Giulio Regeni, il 28enne scomparso al Cairo il 25 gennaio scorso, è stato trovato morto in un fosso lungo l’autostrada per Alessandria. Sul corpo ci sono segni di tortura, bruciature di sigaretta, ferite da coltello e indizi che fanno pensare a una morte lenta. A riferirlo è il procuratore egiziano all’Associated Press. Mentre per il direttore dell’Amministrazione generale delle indagini di Giza, “le indagini preliminari parlano di un incidente stradale” e smentiscono che il ragazzo “sia stato raggiunto da colpi di arma da fuoco o sia stato accoltellato”. Per Shahira Amin, ex vicedirettrice della tv pubblica egiziana Nile Tv e attualmente giornalista indipendente, “purtroppo la versione più attendibile è quella del procuratore. Nei giorni precedenti alla scomparsa di Regeni le forze dell’ordine egiziane hanno dato diversi segni di paranoia, arrivando ad arrestare uno studente americano la cui unica colpa era quella di studiare l’arabo ed esercitarsi nella conversazione in un bar”.
Che cosa ne pensa della morte di Giulio Regeni?
E’ una vicenda molto misteriosa e potrebbero esserci dietro anche dei delinquenti comuni. Dobbiamo dare alle autorità il tempo per fare le indagini. Sono profondamente dispiaciuta per la famiglia e per questa giovane vita stroncata. Non stiamo parlando di un visitatore di passaggio che era in Egitto per due o tre giorni, ma di una persona che amava il nostro Paese e che viveva insieme a noi.
Lei per quale pista propende?
Prima del 25 gennaio, anniversario della rivoluzione, c’erano molta paura e paranoia da parte delle forze dell’ordine. Gli agenti hanno compiuto centinaia di incursioni negli appartamenti del centro del Cairo, arrestando amministratori dei gruppi di Facebook e chiudendo diversi spazi culturali. A ciò si è aggiunto un grande sospetto nei confronti degli stranieri.
Come si è concretizzato questo sospetto?
Una settimana prima della scomparsa di Giulio Regeni, uno studente americano di arabo si è seduto in un bar del centro del Cairo e ha cercato di iniziare una conversazione con alcune persone del posto. La polizia è entrata nel bar, lo ha arrestato e lo ha espulso dal Paese, affermando che stava sobillando le proteste.
Regeni potrebbe anche essere stato rapito e ucciso dall’Isis?
Escludo che possano essere stati dei jihadisti. Non soltanto perché questi ultimi non fumano, come ha osservato la Bbc, ma anche perché non sono in grado di arrivare nel centro del Cairo e rapire qualcuno.
La procura ha parlato di torture mentre la polizia le ha escluse. Chi ha ragione?
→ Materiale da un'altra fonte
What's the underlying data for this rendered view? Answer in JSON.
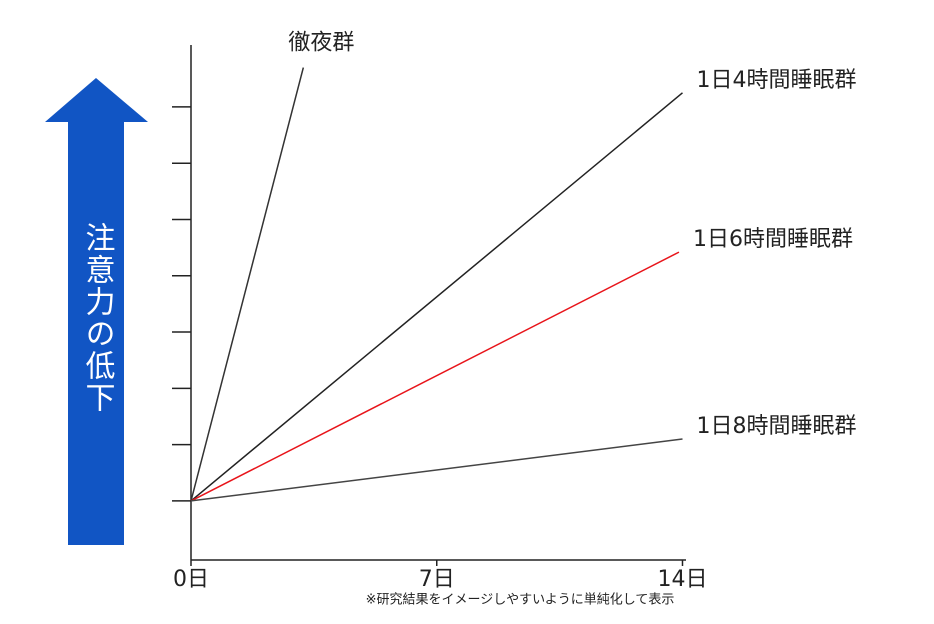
{
  "chart_data": {
    "type": "line",
    "ylabel": "注意力の低下",
    "note": "※研究結果をイメージしやすいように単純化して表示",
    "xlim": [
      0,
      14.1
    ],
    "ylim": [
      -1.05,
      8.1
    ],
    "xticks": [
      {
        "value": 0,
        "label": "0日"
      },
      {
        "value": 7,
        "label": "7日"
      },
      {
        "value": 14,
        "label": "14日"
      }
    ],
    "yticks": [
      0,
      1,
      2,
      3,
      4,
      5,
      6,
      7
    ],
    "series": [
      {
        "name": "徹夜群",
        "color": "#333333",
        "x": [
          0,
          3.2
        ],
        "values": [
          0,
          7.7
        ]
      },
      {
        "name": "1日4時間睡眠群",
        "color": "#222222",
        "x": [
          0,
          14
        ],
        "values": [
          0,
          7.25
        ]
      },
      {
        "name": "1日6時間睡眠群",
        "color": "#e8141a",
        "x": [
          0,
          13.9
        ],
        "values": [
          0,
          4.42
        ]
      },
      {
        "name": "1日8時間睡眠群",
        "color": "#444444",
        "x": [
          0,
          14
        ],
        "values": [
          0,
          1.1
        ]
      }
    ]
  }
}
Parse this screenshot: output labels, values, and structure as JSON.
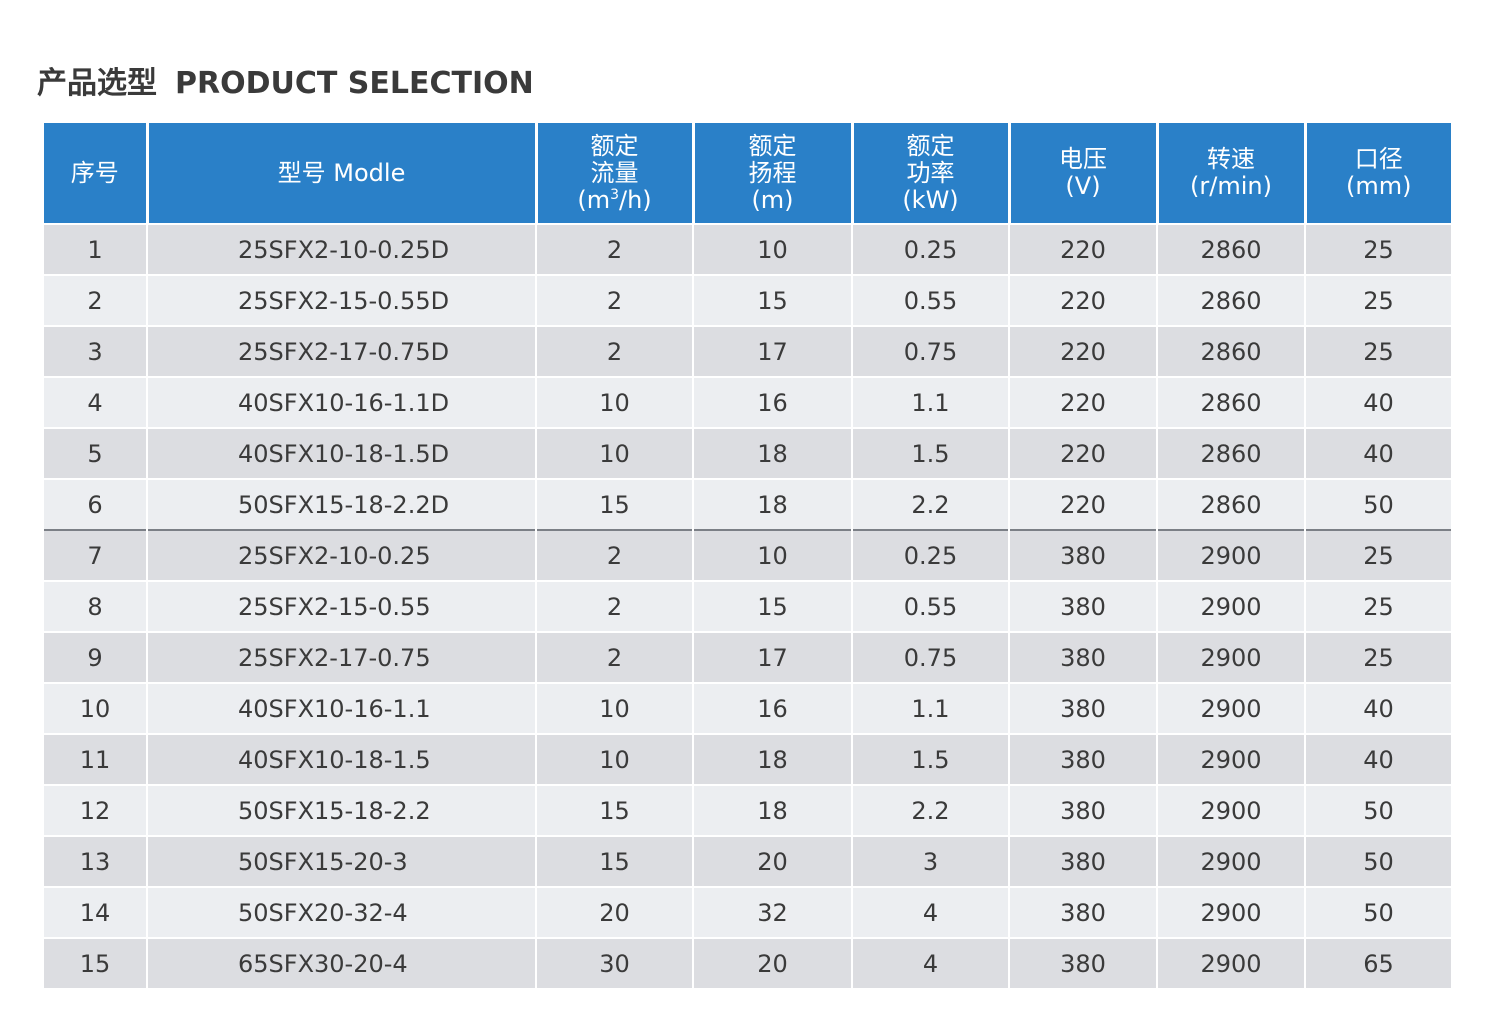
{
  "title": {
    "zh": "产品选型",
    "en": "PRODUCT SELECTION"
  },
  "table": {
    "headers": {
      "no": "序号",
      "model": "型号 Modle",
      "flow_l1": "额定",
      "flow_l2": "流量",
      "flow_unit_pre": "(m",
      "flow_unit_sup": "3",
      "flow_unit_post": "/h)",
      "head_l1": "额定",
      "head_l2": "扬程",
      "head_l3": "(m)",
      "power_l1": "额定",
      "power_l2": "功率",
      "power_l3": "(kW)",
      "voltage_l1": "电压",
      "voltage_l2": "(V)",
      "speed_l1": "转速",
      "speed_l2": "(r/min)",
      "caliber_l1": "口径",
      "caliber_l2": "(mm)"
    },
    "rows": [
      [
        "1",
        "25SFX2-10-0.25D",
        "2",
        "10",
        "0.25",
        "220",
        "2860",
        "25"
      ],
      [
        "2",
        "25SFX2-15-0.55D",
        "2",
        "15",
        "0.55",
        "220",
        "2860",
        "25"
      ],
      [
        "3",
        "25SFX2-17-0.75D",
        "2",
        "17",
        "0.75",
        "220",
        "2860",
        "25"
      ],
      [
        "4",
        "40SFX10-16-1.1D",
        "10",
        "16",
        "1.1",
        "220",
        "2860",
        "40"
      ],
      [
        "5",
        "40SFX10-18-1.5D",
        "10",
        "18",
        "1.5",
        "220",
        "2860",
        "40"
      ],
      [
        "6",
        "50SFX15-18-2.2D",
        "15",
        "18",
        "2.2",
        "220",
        "2860",
        "50"
      ],
      [
        "7",
        "25SFX2-10-0.25",
        "2",
        "10",
        "0.25",
        "380",
        "2900",
        "25"
      ],
      [
        "8",
        "25SFX2-15-0.55",
        "2",
        "15",
        "0.55",
        "380",
        "2900",
        "25"
      ],
      [
        "9",
        "25SFX2-17-0.75",
        "2",
        "17",
        "0.75",
        "380",
        "2900",
        "25"
      ],
      [
        "10",
        "40SFX10-16-1.1",
        "10",
        "16",
        "1.1",
        "380",
        "2900",
        "40"
      ],
      [
        "11",
        "40SFX10-18-1.5",
        "10",
        "18",
        "1.5",
        "380",
        "2900",
        "40"
      ],
      [
        "12",
        "50SFX15-18-2.2",
        "15",
        "18",
        "2.2",
        "380",
        "2900",
        "50"
      ],
      [
        "13",
        "50SFX15-20-3",
        "15",
        "20",
        "3",
        "380",
        "2900",
        "50"
      ],
      [
        "14",
        "50SFX20-32-4",
        "20",
        "32",
        "4",
        "380",
        "2900",
        "50"
      ],
      [
        "15",
        "65SFX30-20-4",
        "30",
        "20",
        "4",
        "380",
        "2900",
        "65"
      ]
    ]
  },
  "colors": {
    "header_bg": "#2a80c8",
    "row_dark": "#dcdde1",
    "row_light": "#eceef1",
    "group_divider": "#7b7f86"
  }
}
Io credo al procuratore. Tutti i media hanno riportato che Regeni aveva dei segni di tortura su tutto quanto il corpo. C’è quindi una mancanza di trasparenza, e del resto non è la prima volta che si negano fatti rispetto ai quali c’è addirittura una prova video.
In che senso?
Mercoledì per esempio una donna è stata schiaffeggiata sul metrò da un poliziotto e l’azione è stata filmata da una telecamera. Eppure un funzionario del ministero dell’Interno è andato in tv e ha detto che il fatto non era mai avvenuto.
Come valuta questo atteggiamento delle autorità egiziane?
Questa tendenza a negare i fatti non fa altro che peggiorare le cose. Nel caso di Giulio Regeni ritengo però dovrà esserci trasparenza e il nostro governo sarà costretto a dire la verità. Sono profondamente addolorata per la sorte di questo ragazzo, ma il fatto che sia coinvolto il governo italiano costringerà le autorità egiziane ad andare in fondo a questa vicenda e a scoprire chi lo ha ucciso. I colpevoli devono essere portati di fronte alla giustizia ed essere chiamati a risponderne.
Lei ritiene che ci siano responsabilità anche da parte del governo egiziano?
No, ma da parte del governo dovrebbe esserci maggiore fermezza. Occorre mostrare una tolleranza zero nei confronti di certi comportamenti messi in atto dalla polizia. Io stessa ne ho fatto esperienza.
Personalmente?
Sì. Lo scorso giugno ho pubblicato un articolo in cui affermavo che la polizia deve essere chiamata a rispondere della sua brutalità, perché in Egitto c’è stata una rivoluzione contro questi metodi. Dopo la pubblicazione non soltanto il programma televisivo che conducevo è stato sospeso, ma sono stata anche processata con l’accusa di essere una minaccia per la sicurezza nazionale. La sentenza è attesa per sabato 6 febbraio, dopo essere stata rimandata di mese in mese per tenermi in uno stato di continua ansia. Il loro obiettivo è costringermi al silenzio perché non accettano critiche.